Wednesday, July 05, 2006

Catching up ...

I spent the better part of the long weekend in Gatlinburg, TN with my best friend, Jill. It was a really nice getaway for us ... and a wonderful time to just be together. Her parents have a time share there, but were unable to use it this year. We jumped at the chance. Our friend Shelly was originally supposed to accompany us, but that didn't pan out (much to our chagrin -- but we understand), so we made the trek alone. The "suite" was nice ... a bit country in its decor (quelle surprise), but very roomy and comfortable. We did a lot of mountain sight-seeing ... lots of eating (damn they have wonderful fudge and candies there) ... entirely too much walking (hehe)... and a LOT of talking. She's still going through a lot with her husband, and I did my best to offer sound advice. By Sunday night, however, I was all out of "it's going to be ok" speeches. She knows they're both miserable ... and it doesn't appear things will ever mend themselves. It's hard, sure ... but she's going to have to take that major step and move forward with her life. She knows it. It's just a not-so lovely combination of sad, painful, and scary. She's a tough girl, though. She's going to be just fine.

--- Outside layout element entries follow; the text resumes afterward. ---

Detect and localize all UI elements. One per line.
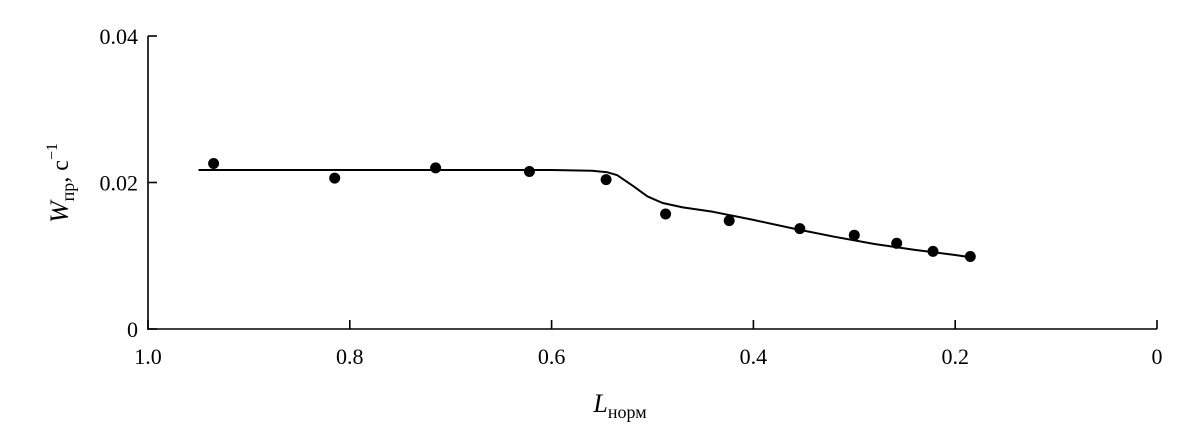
data-point	[848, 229, 860, 241]
x-tick-label: 0.8	[336, 344, 364, 369]
y-axis-label-sub: пр	[58, 183, 78, 202]
data-point	[927, 245, 939, 257]
x-axis-label: Lнорм	[592, 389, 646, 422]
y-tick-label: 0.02	[100, 171, 139, 196]
x-tick-label: 0	[1152, 344, 1163, 369]
x-tick-label: 0.6	[538, 344, 566, 369]
y-tick-label: 0	[127, 317, 138, 342]
y-tick-label: 0.04	[100, 24, 139, 49]
x-tick-label: 0.2	[941, 344, 969, 369]
data-point	[964, 251, 976, 262]
data-point	[891, 237, 903, 249]
data-point	[430, 162, 442, 174]
x-tick-label: 1.0	[134, 344, 162, 369]
fit-line	[198, 169, 971, 259]
data-point	[723, 215, 735, 227]
data-point	[329, 172, 341, 184]
y-axis-label-unit: , с	[48, 160, 74, 183]
y-axis-label-sup: −1	[44, 143, 61, 160]
data-point	[523, 166, 535, 177]
y-axis-label-main: W	[45, 199, 74, 223]
data-points	[208, 158, 976, 262]
data-point	[600, 174, 612, 186]
y-axis-label: Wпр, с−1	[44, 143, 78, 223]
x-axis-label-sub: норм	[608, 402, 647, 422]
x-tick-label: 0.4	[740, 344, 768, 369]
tick-labels: 1.0 0.8 0.6 0.4 0.2 0 0 0.02 0.04	[100, 24, 1163, 369]
data-point	[208, 158, 220, 169]
data-point	[660, 208, 672, 220]
data-point	[794, 223, 806, 235]
x-axis-label-main: L	[592, 389, 607, 418]
ticks	[147, 35, 1158, 330]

Saw The Devil Wears Prada yesterday, and loved it. It's funny, bitchy, and just a solid little flick. Nothing groundbreaking. Meryl is fantastic. Emily Blunt, as one of Streep's harried assistants, is also a delight. I think Adrien Grenier looks like Chester Cheetah. The movie made me long for the passion I used to feel for journalism. What a different person I'd be had I just followed through with that in college.

Wasn't feeling especially patriotic this year, so we sort of cocooned last night. Ang came over and we had some KFC, ate entirely too much candy, and watched the director's cut of Donnie Darko. It's definitely a bizarre little movie ... but I really really like it. I had trouble sleeping because I was mulling so much of it over in my head. And please -- it has that wonderful Gary Jules cover of "Mad World" in it. Bliss.

We found an apartment. Half a double. Cute. It's going to be a rough August financially, but I think everyone involved will be much better off. I need to shake my fears and get excited. It's a really nice place.

This is all not to say that I don't still dream of packing our shit and disappearing into the night. I sometimes think there'd be nothing more delightful.